Macron : J'ai pas compris la question. -En fait, les concours d'accès aux IFSI ont été annulés. Enfin, il n'y a plus de concours d'accès aux IFSI.

Et du coup, je voulais savoir en quoi, enfin, ça nous est utile. -OK. On va faire regarder ce point.

Je n'en ai aucune idée. -OK. -Je ne vais pas vous raconter des craques.

Allez-y. Tiens. -Bonsoir.

Je m'appelle Mayline Canet, je suis en BTS assurance à Mercurey, au CIFA. J'ai une question concernant les aides pour les 18-25 ans, qui sont diplômés et qui, parfois, cherchent de l'emploi activement et pour qui il n'y a normalement, je crois, pas d'aides.

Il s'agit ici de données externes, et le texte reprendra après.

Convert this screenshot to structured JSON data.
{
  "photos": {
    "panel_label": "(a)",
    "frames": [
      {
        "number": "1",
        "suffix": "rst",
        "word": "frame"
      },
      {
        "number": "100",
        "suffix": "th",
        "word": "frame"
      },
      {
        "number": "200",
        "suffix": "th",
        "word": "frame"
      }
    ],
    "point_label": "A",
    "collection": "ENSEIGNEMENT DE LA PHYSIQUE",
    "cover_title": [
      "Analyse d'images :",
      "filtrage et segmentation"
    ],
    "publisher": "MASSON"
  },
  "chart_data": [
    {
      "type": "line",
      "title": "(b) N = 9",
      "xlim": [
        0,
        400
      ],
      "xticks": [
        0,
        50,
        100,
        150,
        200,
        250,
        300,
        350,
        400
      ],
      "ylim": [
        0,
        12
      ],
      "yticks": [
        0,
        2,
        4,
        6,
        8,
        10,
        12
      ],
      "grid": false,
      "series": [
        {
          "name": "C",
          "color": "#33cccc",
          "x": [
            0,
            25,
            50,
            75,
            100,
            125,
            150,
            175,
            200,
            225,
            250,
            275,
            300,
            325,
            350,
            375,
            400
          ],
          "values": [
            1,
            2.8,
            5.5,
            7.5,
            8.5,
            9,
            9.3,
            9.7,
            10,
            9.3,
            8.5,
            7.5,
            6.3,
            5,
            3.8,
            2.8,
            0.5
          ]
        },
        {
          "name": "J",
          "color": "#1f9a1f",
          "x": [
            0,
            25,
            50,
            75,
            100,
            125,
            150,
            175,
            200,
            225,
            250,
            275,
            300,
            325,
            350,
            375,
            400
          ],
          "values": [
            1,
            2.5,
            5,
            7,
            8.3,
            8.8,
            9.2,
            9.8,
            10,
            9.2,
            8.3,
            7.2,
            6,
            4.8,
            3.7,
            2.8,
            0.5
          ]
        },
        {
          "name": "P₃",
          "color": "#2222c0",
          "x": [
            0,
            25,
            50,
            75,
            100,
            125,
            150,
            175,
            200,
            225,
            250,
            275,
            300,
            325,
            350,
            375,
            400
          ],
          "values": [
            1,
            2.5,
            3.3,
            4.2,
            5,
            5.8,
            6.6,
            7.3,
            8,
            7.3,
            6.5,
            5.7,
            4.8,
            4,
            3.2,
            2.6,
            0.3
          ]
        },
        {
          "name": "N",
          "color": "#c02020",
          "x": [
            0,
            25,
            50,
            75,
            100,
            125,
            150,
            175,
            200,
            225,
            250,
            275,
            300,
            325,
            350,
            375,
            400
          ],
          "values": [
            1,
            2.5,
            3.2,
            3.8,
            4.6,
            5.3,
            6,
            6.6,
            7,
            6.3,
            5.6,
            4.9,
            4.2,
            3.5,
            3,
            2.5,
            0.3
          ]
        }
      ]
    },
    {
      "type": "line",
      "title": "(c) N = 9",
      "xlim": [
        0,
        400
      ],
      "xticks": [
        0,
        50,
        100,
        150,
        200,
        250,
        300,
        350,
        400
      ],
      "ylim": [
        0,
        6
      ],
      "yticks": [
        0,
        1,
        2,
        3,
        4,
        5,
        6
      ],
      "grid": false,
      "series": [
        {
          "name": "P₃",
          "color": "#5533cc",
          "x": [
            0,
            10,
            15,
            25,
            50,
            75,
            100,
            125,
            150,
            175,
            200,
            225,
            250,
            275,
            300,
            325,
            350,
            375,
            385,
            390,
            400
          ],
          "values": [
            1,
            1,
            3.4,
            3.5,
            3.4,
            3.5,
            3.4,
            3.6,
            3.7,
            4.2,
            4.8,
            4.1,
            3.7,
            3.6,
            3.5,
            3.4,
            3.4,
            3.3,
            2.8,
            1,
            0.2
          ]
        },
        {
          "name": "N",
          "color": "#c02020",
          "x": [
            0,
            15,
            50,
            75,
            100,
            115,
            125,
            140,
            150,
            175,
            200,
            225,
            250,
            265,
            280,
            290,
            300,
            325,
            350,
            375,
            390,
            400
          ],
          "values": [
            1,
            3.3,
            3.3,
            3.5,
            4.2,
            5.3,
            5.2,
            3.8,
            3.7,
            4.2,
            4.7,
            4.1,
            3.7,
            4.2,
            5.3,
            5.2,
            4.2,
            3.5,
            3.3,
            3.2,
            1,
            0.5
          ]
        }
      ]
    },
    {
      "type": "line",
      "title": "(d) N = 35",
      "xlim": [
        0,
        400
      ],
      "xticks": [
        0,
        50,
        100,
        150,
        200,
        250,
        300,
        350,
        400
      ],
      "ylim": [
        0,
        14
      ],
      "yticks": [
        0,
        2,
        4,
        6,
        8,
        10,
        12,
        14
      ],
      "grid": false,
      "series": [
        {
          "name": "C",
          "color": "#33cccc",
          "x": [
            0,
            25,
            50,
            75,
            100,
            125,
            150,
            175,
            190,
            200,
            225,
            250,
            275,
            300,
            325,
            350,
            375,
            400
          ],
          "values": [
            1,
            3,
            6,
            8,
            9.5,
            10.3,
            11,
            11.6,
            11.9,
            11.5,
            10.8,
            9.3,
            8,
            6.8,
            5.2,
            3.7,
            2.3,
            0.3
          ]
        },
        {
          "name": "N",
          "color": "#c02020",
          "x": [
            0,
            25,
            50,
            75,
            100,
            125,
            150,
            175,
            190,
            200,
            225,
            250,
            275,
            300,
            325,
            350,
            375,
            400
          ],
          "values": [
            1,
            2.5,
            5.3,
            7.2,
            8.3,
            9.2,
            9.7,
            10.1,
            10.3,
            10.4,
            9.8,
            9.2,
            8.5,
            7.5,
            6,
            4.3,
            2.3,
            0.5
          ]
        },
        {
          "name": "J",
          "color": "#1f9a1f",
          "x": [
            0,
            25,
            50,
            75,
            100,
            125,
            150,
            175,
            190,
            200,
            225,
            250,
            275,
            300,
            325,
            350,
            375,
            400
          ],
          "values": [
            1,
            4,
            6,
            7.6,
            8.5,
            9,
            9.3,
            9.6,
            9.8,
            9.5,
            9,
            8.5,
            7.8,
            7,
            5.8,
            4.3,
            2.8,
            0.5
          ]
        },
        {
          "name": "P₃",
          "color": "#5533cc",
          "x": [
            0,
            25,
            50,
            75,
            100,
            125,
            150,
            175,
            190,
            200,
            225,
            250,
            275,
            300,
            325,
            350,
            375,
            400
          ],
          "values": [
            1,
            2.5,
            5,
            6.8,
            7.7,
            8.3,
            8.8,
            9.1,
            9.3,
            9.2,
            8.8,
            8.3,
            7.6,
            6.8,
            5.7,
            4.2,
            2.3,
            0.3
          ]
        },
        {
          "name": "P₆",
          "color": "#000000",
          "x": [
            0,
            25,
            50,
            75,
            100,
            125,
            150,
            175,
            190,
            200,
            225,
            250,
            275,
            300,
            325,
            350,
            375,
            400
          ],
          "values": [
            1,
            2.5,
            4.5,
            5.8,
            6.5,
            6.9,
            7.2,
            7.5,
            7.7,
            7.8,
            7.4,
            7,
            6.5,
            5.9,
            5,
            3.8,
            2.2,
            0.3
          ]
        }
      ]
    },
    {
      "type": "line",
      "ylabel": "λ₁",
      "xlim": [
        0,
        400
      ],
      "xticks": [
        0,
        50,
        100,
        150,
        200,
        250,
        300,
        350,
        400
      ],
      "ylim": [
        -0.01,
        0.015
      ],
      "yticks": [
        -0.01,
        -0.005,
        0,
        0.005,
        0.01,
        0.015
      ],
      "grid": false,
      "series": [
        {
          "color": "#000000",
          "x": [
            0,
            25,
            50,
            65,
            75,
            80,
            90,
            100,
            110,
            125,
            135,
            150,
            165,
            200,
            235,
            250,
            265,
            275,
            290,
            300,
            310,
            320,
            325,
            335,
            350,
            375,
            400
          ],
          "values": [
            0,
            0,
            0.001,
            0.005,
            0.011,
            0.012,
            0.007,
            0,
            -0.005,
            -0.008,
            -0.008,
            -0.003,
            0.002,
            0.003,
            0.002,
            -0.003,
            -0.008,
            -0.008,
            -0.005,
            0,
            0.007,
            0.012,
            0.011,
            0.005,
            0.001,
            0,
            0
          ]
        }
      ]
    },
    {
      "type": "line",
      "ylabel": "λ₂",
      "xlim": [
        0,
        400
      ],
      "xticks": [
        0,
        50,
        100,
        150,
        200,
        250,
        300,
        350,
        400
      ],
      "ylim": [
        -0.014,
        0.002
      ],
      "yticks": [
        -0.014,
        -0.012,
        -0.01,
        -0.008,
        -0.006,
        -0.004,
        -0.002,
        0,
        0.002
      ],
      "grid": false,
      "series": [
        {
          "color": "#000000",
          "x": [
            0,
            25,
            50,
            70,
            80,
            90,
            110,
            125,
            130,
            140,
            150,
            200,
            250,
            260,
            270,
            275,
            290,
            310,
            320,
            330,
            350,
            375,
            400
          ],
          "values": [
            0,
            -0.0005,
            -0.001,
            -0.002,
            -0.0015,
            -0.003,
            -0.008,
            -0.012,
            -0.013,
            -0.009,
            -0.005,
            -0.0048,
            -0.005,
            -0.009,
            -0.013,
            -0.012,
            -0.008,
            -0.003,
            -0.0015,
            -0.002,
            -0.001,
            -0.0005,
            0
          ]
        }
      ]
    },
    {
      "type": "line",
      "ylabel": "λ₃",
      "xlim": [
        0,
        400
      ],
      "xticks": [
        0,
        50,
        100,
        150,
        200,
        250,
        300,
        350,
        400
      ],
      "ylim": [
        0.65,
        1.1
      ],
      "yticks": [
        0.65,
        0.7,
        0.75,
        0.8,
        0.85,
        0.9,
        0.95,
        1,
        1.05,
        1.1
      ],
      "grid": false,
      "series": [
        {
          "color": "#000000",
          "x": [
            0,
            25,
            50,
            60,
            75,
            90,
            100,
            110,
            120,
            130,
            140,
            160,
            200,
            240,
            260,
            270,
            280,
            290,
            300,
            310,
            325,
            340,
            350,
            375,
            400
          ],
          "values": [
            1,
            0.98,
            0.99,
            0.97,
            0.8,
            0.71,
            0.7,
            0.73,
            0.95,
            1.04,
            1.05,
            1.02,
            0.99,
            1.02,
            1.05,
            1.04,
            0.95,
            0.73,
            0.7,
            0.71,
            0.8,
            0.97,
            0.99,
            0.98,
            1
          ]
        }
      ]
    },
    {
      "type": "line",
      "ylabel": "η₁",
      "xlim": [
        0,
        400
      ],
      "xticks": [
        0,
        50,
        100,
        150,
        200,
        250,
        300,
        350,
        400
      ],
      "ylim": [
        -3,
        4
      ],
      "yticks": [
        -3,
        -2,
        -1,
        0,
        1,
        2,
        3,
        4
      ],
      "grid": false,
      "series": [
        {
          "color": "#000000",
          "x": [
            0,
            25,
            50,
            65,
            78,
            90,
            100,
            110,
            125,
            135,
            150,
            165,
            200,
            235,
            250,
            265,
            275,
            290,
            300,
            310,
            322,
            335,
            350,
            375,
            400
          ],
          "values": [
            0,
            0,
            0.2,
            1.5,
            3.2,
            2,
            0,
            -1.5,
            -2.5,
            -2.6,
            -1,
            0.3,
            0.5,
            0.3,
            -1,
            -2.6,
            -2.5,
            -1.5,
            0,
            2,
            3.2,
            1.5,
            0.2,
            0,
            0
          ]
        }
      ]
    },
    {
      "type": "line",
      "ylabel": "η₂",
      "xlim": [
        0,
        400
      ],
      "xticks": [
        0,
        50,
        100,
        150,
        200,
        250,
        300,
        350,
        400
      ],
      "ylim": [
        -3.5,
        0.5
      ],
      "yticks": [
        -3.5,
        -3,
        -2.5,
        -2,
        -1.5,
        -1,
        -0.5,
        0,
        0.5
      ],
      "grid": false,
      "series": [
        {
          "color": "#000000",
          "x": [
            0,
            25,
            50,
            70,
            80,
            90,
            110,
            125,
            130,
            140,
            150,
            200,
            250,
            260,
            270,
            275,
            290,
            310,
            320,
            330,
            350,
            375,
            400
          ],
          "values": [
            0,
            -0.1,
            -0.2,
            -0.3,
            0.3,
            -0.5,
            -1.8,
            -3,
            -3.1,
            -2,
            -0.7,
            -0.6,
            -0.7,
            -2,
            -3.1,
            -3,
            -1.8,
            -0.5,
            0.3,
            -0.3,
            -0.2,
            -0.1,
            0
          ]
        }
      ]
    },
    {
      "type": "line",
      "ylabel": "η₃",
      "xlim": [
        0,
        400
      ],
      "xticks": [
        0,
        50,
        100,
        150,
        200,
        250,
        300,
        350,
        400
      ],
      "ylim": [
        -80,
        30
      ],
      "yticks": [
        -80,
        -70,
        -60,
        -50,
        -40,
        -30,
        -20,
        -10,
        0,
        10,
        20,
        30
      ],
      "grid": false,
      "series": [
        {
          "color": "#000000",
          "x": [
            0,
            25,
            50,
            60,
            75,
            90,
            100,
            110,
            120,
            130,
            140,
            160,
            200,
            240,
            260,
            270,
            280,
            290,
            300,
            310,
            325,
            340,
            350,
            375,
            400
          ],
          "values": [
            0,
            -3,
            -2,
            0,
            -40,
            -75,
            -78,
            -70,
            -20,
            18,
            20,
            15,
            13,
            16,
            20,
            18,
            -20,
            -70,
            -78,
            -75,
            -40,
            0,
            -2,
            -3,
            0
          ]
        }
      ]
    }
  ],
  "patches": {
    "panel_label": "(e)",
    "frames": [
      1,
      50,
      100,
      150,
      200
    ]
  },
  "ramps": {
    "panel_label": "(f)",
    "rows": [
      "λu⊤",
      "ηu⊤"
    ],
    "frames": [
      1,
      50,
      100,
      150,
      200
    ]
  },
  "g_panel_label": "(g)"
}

Voilà.

Sociales. -Allez-y, les deux dernières. -Bonjour.

Je m'appelle Clara. Je suis en terminale S au lycée Henri Parriat dans une classe à projet. Après mon bac, je voudrais faire un CAP, car je n'ai pas envie de faire d'études supérieures et je voudrais faire une formation plus professionnalisante.

J'ai une remarque par rapport au nouveau bac. Tout à l'heure, notre ministre, M. Blanquer, nous a dit que ce nouveau bac était l'occasion de développer des compétences de vie utiles pour le supérieur.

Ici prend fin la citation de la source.